CCRCs are structured so that there is a continuum of care from independent living in a senior community to units that provide assistance with living and skilled nursing care. This combination is in great demand. In fact, a study by the Center for Retirement Research at Boston College found that people were willing to move greater distances to live in communities such as CCRCs that combine independent living with the option of assisted living, as opposed to those that offer independent living exclusively.
Care Provided for Life
CCRCs are designed to take care of the full range of needs that you might encounter as you age. A full spectrum of care is provided to you. Normally, you join when you are healthy and live independently in an apartment or cottage. You have the freedom of independent living while having access to many amenities designed for seniors. Knowing that your future healthcare needs are taken care of is a great source of comfort.
Transitioning to Higher Levels of Care
If your health care needs change, you can transition to higher levels of care without having to leave your community. For instance, if you start to need help with activities of daily living such as dressing or bathing, you can move into an assisted living unit. You remain in the same community and can continue to see your friends and family.
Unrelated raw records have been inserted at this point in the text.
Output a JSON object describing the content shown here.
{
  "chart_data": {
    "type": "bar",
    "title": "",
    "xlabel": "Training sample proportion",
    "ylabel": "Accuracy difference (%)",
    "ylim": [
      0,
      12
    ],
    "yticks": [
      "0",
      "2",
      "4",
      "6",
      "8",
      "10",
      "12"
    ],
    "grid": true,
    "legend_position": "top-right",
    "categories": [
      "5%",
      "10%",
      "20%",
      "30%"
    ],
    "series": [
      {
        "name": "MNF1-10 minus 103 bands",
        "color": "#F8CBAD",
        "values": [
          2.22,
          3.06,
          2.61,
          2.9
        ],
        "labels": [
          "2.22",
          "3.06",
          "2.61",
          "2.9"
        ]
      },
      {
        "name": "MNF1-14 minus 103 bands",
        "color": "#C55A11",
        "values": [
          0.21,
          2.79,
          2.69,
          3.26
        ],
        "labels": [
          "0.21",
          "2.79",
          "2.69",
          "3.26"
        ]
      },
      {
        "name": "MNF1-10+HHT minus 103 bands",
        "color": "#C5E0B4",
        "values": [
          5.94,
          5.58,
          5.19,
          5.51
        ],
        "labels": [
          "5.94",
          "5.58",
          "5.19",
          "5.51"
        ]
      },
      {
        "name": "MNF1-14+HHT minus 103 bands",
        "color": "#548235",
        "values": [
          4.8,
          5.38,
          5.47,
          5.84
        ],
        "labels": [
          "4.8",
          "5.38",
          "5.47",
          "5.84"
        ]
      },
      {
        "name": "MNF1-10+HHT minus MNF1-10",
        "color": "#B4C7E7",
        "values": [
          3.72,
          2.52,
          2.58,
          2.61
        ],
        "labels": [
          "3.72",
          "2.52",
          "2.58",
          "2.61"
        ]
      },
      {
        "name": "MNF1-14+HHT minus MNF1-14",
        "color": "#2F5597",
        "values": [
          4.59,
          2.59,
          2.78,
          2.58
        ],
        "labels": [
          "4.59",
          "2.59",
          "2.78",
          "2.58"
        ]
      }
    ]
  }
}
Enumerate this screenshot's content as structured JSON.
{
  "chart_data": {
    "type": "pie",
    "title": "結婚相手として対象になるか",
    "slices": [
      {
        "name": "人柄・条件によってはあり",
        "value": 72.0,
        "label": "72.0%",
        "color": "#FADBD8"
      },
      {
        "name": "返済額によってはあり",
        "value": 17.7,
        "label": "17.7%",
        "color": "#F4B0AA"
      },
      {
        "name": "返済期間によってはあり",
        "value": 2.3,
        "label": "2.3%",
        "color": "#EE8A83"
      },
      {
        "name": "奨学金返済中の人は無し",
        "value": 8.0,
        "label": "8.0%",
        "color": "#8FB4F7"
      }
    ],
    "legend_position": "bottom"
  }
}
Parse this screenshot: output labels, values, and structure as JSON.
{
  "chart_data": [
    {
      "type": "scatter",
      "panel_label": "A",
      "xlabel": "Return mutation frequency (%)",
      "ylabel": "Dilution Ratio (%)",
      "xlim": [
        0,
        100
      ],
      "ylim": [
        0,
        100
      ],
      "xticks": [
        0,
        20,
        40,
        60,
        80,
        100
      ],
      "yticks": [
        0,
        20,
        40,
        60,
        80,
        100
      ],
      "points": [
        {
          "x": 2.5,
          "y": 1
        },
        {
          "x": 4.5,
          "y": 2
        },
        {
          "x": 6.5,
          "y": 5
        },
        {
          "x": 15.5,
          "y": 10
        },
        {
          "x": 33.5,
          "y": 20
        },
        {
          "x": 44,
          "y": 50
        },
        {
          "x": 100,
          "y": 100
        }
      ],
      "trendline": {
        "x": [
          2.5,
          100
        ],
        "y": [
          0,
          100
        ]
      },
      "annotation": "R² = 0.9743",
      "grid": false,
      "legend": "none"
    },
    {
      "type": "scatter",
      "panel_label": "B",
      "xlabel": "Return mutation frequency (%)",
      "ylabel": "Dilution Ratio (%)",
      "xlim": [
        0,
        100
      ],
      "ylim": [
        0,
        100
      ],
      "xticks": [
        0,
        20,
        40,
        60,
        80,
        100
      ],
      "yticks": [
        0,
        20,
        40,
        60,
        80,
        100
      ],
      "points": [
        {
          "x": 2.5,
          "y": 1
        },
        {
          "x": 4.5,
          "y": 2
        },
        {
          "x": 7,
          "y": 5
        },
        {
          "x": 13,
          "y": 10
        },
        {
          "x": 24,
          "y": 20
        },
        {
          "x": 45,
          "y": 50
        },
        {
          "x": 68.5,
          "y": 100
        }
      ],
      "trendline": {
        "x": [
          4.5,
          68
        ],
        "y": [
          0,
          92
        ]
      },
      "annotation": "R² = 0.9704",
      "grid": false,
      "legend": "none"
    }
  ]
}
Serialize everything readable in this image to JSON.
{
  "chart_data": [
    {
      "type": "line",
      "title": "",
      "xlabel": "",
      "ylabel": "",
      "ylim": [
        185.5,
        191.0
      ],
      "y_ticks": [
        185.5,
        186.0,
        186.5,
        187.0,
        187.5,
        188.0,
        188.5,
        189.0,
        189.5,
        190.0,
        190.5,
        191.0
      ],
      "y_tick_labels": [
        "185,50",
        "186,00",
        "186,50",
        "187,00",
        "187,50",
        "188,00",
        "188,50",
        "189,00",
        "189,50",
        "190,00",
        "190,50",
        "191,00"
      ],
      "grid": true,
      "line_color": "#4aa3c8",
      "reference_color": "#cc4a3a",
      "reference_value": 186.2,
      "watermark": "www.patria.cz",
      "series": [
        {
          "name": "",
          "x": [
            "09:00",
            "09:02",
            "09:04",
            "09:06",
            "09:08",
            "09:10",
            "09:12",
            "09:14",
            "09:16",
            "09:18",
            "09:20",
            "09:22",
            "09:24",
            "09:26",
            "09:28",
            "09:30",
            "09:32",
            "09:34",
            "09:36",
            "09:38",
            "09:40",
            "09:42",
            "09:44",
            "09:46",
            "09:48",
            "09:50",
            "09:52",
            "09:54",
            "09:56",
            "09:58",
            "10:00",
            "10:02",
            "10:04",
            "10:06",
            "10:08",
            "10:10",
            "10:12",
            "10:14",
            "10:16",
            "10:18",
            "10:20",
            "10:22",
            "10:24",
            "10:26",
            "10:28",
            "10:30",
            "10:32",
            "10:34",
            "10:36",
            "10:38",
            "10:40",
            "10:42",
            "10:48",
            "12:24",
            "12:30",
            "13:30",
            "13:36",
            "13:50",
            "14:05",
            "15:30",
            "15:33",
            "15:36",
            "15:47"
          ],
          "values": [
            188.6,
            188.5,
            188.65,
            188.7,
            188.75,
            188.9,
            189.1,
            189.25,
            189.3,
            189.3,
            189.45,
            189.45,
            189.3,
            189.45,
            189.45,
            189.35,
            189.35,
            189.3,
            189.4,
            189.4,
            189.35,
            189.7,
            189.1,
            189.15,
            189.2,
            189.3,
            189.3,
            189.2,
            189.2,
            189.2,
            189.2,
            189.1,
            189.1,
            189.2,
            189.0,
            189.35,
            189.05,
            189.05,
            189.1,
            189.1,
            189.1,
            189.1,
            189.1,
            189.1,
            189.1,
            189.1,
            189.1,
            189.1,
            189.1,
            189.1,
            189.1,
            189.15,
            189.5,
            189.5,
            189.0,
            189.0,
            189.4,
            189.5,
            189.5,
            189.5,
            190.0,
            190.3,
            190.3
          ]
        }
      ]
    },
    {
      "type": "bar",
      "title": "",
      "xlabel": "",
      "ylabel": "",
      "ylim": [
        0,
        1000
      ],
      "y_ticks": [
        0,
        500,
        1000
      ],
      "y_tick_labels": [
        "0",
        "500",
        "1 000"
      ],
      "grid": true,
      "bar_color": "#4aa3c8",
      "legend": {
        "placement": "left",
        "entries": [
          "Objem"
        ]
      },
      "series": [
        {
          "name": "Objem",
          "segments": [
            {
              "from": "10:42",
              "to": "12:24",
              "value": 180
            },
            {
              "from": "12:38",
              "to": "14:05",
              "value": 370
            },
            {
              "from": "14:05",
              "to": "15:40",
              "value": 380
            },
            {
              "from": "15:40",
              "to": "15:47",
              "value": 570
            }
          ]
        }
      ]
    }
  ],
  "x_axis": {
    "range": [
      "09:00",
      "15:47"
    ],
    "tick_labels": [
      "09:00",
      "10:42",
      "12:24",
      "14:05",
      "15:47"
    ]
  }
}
If you need temporary care after surgery or an accident, skilled nursing care is available to you as well. This type of care is also available if you or your spouse’s health declines. Many CCRCs offer specialized memory care in case you or your spouse was to develop Alzheimer’s or some other form of dementia.
Staying With Your Spouse
If your spouse needs a different level of care than you do, you still remain in the same complex. In this case, your spouse is usually just a short walk away, and you wouldn’t have to travel far to see him or her. It may be possible to move into a CCRC jointly when one of you needs more advanced care than the other.